AI enables data mining, engineering, and real time- and algorithmic-driven decision-making solutions, which help in responding to the following key business value chain disruptions in the pharmaceutical industry:
- AI-driven drug discovery – Enables scientists to source scientific findings and insights from external labs or internal knowledge to jump start discovery which will in turn help reduce cycle time for product development aiding faster go-to-market
- Reduce cycle times for clinical trials– Through better insights driven by improved accuracy of machine-based ensemble algorithms
- Supply chain transformation – Building predictive algorithms using a combination of internal and external data would help reduce unforeseen shortages in availability of drugs impacting customer service levels and lost sales revenues
- Product failure prediction – Via root cause analysis and predictive algorithms of product failures (vendor data)
- Risk management – For evaluation of potential risks posed by elemental impurities in a formulated drug product
- Real-time medical device analysis and visualisation– Leveraging interconnecting data from implanted devices and personal care devices
- Behavioural sciences – To more fully understand customer perceptions about their products which helps in proactively fixing product issues or managing communication better
- Enhance reporting systems– To meet the changing regulatory compliance needs more effectively
- Intelligent insights – Renew focus on understanding the underlying business data and generating insights using latest insights and intelligence frameworks
The human microbiome
Though genomics currently hogs the spotlight, there are plenty of other biotechnology fields wrestling with AI. In fact, when it comes to human microbes – the bacteria, fungi, and viruses that live on or inside us – we are talking about astronomical amounts of data. Scientists with the NIH’s Human Microbiome Project have counted more than 100 trillion microbes in the human body.

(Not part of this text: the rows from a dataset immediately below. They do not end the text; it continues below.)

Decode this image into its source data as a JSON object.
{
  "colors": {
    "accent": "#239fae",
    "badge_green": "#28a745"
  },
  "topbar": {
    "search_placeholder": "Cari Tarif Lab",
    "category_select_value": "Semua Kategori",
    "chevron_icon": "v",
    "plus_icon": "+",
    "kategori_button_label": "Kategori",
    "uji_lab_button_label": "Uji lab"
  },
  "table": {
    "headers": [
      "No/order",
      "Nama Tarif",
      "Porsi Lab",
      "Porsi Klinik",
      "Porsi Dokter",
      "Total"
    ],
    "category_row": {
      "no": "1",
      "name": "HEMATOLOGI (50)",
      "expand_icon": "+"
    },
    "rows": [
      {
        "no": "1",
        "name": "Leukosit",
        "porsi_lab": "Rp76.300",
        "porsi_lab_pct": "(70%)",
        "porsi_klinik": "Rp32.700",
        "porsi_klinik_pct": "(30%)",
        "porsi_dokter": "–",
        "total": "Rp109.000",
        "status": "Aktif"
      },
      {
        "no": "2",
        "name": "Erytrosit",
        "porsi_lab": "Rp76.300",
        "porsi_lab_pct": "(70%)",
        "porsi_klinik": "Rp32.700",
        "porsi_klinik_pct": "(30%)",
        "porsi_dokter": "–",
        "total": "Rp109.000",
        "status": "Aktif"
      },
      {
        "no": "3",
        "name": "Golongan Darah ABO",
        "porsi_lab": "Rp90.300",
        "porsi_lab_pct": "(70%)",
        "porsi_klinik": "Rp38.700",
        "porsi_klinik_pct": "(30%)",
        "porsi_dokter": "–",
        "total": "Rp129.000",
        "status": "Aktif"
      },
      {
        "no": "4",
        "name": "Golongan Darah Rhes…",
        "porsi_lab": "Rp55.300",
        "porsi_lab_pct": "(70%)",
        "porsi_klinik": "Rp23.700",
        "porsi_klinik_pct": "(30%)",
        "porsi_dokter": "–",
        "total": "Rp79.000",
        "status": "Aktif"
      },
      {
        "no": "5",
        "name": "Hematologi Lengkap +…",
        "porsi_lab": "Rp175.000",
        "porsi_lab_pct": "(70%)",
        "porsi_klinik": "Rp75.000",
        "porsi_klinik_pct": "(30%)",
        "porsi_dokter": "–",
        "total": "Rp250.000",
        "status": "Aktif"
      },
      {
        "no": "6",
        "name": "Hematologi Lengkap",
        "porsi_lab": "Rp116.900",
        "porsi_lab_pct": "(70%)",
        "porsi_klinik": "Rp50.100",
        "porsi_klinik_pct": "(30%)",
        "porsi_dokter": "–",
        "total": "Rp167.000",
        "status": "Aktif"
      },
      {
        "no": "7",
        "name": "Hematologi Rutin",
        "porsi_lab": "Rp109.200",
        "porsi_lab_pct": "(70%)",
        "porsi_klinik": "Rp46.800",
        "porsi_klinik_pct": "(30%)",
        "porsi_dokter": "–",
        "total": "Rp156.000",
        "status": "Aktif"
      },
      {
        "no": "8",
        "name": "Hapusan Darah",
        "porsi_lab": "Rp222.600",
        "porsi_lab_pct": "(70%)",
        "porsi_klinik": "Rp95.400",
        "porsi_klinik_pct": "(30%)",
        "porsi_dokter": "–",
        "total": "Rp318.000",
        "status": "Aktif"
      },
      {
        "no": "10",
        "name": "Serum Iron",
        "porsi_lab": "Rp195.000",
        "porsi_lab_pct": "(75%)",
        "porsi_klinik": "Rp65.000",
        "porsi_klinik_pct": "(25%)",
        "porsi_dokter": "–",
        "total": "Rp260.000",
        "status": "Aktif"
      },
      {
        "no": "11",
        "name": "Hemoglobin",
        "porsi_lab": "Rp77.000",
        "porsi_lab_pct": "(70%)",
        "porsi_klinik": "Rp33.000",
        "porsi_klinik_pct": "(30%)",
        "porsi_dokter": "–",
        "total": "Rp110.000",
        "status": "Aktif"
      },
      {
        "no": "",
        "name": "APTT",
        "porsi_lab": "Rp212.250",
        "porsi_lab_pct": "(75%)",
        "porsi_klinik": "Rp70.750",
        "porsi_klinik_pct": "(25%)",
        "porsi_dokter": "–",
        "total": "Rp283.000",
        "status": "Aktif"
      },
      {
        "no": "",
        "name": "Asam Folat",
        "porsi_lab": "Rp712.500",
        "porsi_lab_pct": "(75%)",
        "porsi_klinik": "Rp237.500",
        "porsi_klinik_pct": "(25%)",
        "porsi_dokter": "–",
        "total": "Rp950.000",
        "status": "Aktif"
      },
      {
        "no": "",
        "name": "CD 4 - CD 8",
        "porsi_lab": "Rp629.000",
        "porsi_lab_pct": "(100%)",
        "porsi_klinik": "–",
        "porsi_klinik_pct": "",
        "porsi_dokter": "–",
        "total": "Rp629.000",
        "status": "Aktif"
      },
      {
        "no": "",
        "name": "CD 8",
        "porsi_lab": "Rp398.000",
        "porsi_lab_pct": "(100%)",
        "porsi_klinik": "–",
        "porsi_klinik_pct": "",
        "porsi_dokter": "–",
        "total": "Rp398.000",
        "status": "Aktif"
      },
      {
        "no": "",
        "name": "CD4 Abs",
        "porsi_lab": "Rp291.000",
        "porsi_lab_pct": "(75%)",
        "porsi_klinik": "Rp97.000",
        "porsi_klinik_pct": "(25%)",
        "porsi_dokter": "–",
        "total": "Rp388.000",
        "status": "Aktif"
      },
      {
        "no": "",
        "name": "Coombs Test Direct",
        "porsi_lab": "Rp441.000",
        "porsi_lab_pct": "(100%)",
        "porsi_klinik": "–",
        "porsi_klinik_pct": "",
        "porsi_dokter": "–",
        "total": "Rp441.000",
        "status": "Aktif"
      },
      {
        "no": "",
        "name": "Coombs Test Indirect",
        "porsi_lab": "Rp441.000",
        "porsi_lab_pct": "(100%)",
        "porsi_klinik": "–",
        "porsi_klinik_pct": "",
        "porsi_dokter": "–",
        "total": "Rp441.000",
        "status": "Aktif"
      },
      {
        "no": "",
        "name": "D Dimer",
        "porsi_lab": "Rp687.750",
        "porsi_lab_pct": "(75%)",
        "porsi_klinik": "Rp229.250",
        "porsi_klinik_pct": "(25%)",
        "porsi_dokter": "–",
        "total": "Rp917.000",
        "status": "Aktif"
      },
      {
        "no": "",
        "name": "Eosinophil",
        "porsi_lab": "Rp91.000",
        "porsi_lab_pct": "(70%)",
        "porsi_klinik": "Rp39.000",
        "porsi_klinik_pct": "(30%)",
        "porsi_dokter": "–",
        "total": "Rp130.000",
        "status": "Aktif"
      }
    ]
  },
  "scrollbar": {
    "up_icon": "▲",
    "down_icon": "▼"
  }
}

- Cambridge Semantics has a developed semantic web technologies that help pharmaceutical companies sort and select which businesses to acquire and which drug compounds to license.
- Data scientists at the Broad Institute of MIT and Harvard have developed the Integrative Genomics Viewer (IGV), open source software that allows for the interactive exploration of large, integrated genomic datasets.
- GNS Healthcare is using proprietary causal Bayesian network modeling and simulation software to analyse diverse sets of data and create predictive models and biomarker signatures.
Genomics
- Sequencing millions of human genomes would add up to hundreds of petabytes of data.
- Analysis of gene interactions multiplies this data even further.
In addition to sequencing, massive amounts of information on structure/function annotations, disease correlations, population variations – the list goes on – are being entered into databanks. Software companies are furiously developing tools and products to analyse this treasure trove.